The tropical disturbance pushing off Africa and a broad tropical low in the central Atlantic Ocean could brew into tropical depressions or storms next week.

The latter may do so as it approaches or reaches the eastern Caribbean Sea, crossing the Lesser Antilles in the process around the middle of next week.

The next two tropical storms in the Atlantic Basin would acquire the names "Gaston" and "Hermine," respectively.

The tropical low is currently disorganized as it battles dry air.

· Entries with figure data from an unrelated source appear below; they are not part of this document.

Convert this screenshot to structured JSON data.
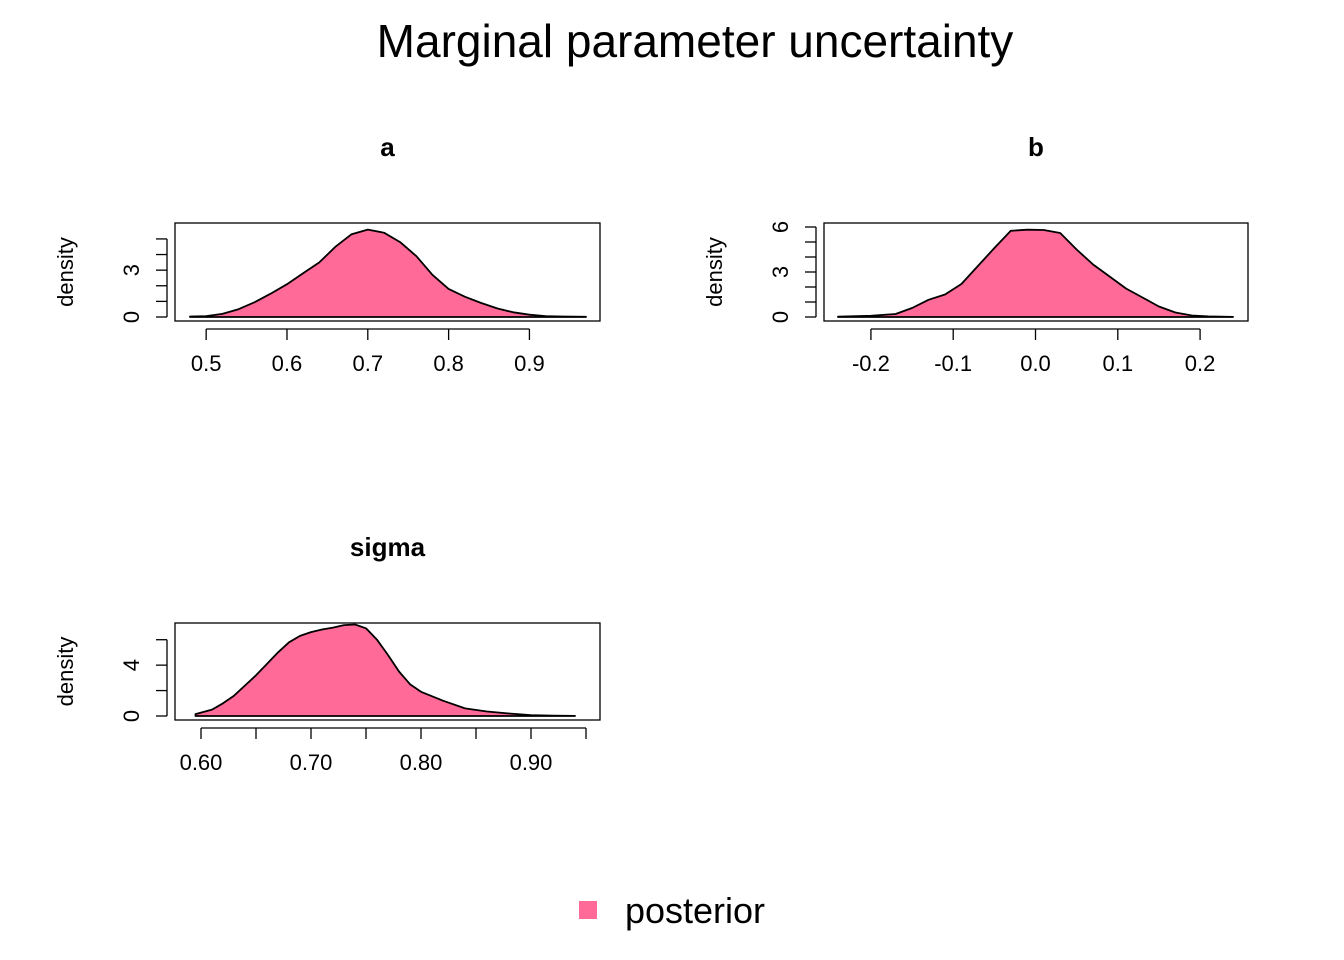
{
  "title": "Marginal parameter uncertainty",
  "legend": {
    "label": "posterior",
    "color": "#FF6A98"
  },
  "style": {
    "fill": "#FF6A98",
    "stroke": "#000000"
  },
  "chart_data": [
    {
      "type": "area",
      "title": "a",
      "xlabel": "",
      "ylabel": "density",
      "xlim": [
        0.48,
        0.97
      ],
      "ylim": [
        0,
        5.7
      ],
      "xticks": [
        0.5,
        0.6,
        0.7,
        0.8,
        0.9
      ],
      "xtick_labels": [
        "0.5",
        "0.6",
        "0.7",
        "0.8",
        "0.9"
      ],
      "yticks": [
        0,
        1,
        2,
        3,
        4,
        5
      ],
      "ytick_labels": [
        "0",
        "",
        "",
        "3",
        "",
        ""
      ],
      "x": [
        0.48,
        0.5,
        0.52,
        0.54,
        0.56,
        0.58,
        0.6,
        0.62,
        0.64,
        0.66,
        0.68,
        0.7,
        0.72,
        0.74,
        0.76,
        0.78,
        0.8,
        0.82,
        0.84,
        0.86,
        0.88,
        0.9,
        0.92,
        0.94,
        0.97
      ],
      "y": [
        0.03,
        0.06,
        0.2,
        0.5,
        0.95,
        1.5,
        2.1,
        2.8,
        3.5,
        4.5,
        5.3,
        5.6,
        5.4,
        4.8,
        3.9,
        2.7,
        1.8,
        1.3,
        0.9,
        0.55,
        0.3,
        0.15,
        0.06,
        0.03,
        0.01
      ]
    },
    {
      "type": "area",
      "title": "b",
      "xlabel": "",
      "ylabel": "density",
      "xlim": [
        -0.24,
        0.24
      ],
      "ylim": [
        0,
        6
      ],
      "xticks": [
        -0.2,
        -0.1,
        0.0,
        0.1,
        0.2
      ],
      "xtick_labels": [
        "-0.2",
        "-0.1",
        "0.0",
        "0.1",
        "0.2"
      ],
      "yticks": [
        0,
        1,
        2,
        3,
        4,
        5,
        6
      ],
      "ytick_labels": [
        "0",
        "",
        "",
        "3",
        "",
        "",
        "6"
      ],
      "x": [
        -0.24,
        -0.2,
        -0.17,
        -0.15,
        -0.13,
        -0.11,
        -0.09,
        -0.07,
        -0.05,
        -0.03,
        -0.01,
        0.01,
        0.03,
        0.05,
        0.07,
        0.09,
        0.11,
        0.13,
        0.15,
        0.17,
        0.19,
        0.21,
        0.24
      ],
      "y": [
        0.03,
        0.08,
        0.2,
        0.6,
        1.15,
        1.5,
        2.2,
        3.4,
        4.6,
        5.75,
        5.82,
        5.8,
        5.6,
        4.5,
        3.5,
        2.7,
        1.9,
        1.3,
        0.7,
        0.3,
        0.1,
        0.04,
        0.01
      ]
    },
    {
      "type": "area",
      "title": "sigma",
      "xlabel": "",
      "ylabel": "density",
      "xlim": [
        0.59,
        0.95
      ],
      "ylim": [
        0,
        7
      ],
      "xticks": [
        0.6,
        0.65,
        0.7,
        0.75,
        0.8,
        0.85,
        0.9,
        0.95
      ],
      "xtick_labels": [
        "0.60",
        "",
        "0.70",
        "",
        "0.80",
        "",
        "0.90",
        ""
      ],
      "yticks": [
        0,
        2,
        4,
        6
      ],
      "ytick_labels": [
        "0",
        "",
        "4",
        ""
      ],
      "x": [
        0.595,
        0.61,
        0.62,
        0.63,
        0.64,
        0.65,
        0.66,
        0.67,
        0.68,
        0.69,
        0.7,
        0.71,
        0.72,
        0.73,
        0.74,
        0.75,
        0.76,
        0.77,
        0.78,
        0.79,
        0.8,
        0.82,
        0.84,
        0.86,
        0.88,
        0.9,
        0.92,
        0.94
      ],
      "y": [
        0.15,
        0.5,
        1.0,
        1.6,
        2.4,
        3.2,
        4.1,
        5.0,
        5.8,
        6.3,
        6.6,
        6.8,
        6.95,
        7.15,
        7.2,
        6.9,
        6.0,
        4.8,
        3.5,
        2.5,
        1.9,
        1.2,
        0.6,
        0.35,
        0.2,
        0.06,
        0.02,
        0.01
      ]
    }
  ]
}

However, the low could become better organized as it approaches the Caribbean and the environment becomes more conducive for development.

Even if the low fails to develop prior to reaching the Lesser Antilles, an uptick in showers can still be expected.

"Conditions will deteriorate Tuesday night into Wednesday [across the Lesser Antilles] as clouds increase first, followed by numerous showers and a couple of thunderstorms," AccuWeather Meteorologist Eric Leister said.

"The most persistent rainfall looks to be for the islands north of Saint Lucia."

The frequency of downpours, gusty winds and rough surf would increase if the low strengthens to a tropical depression or storm.

"Regardless of its strength, the low will be noticeable to residents and visitors of the Lesser Antilles as it will be dry early next week with seas relatively calm," Leister said.

If the low remains weak, it would likely track more into the central islands of the Lesser Antilles with a continued westward track through the Caribbean Sea.

A stronger system may tend to track more to the northwest than west, targeting more of the Leeward Islands and then Puerto Rico and Hispaniola.

The mountainous terrain of Hispaniola could then cause the system to lose some steam if it attempts to track toward the Bahamas.

All interests in the Caribbean, Bahamas and even the southeastern United States should continue to monitor the low for future development on its progress and potential impacts.

The tropical disturbance set to emerge off the African coast can rival the low to become the next depression or storm in the Atlantic Basin.

AccuWeather Meteorologist Mike Doll gives the disturbance a medium chance of overcoming dry and dusty air and developing.

This disturbance will likely follow in the path of Tropical Storm Fiona, curving into the open waters of the central Atlantic Ocean and posing a risk to mainly only shipping hazards.

Rain squalls from the disturbance may first graze the Cabo Verde Islands on Sunday night.

Fiona has reached its peak intensity and will continue to weaken this weekend.

"Fiona is expected to weaken to a tropical depression by Saturday night and could be a non-tropical system as early as Monday," Doll said.

It is possible that Fiona or its moisture could combine with a front set to push off the east coast of the United States and increase shower activity across Bermuda later in the new week.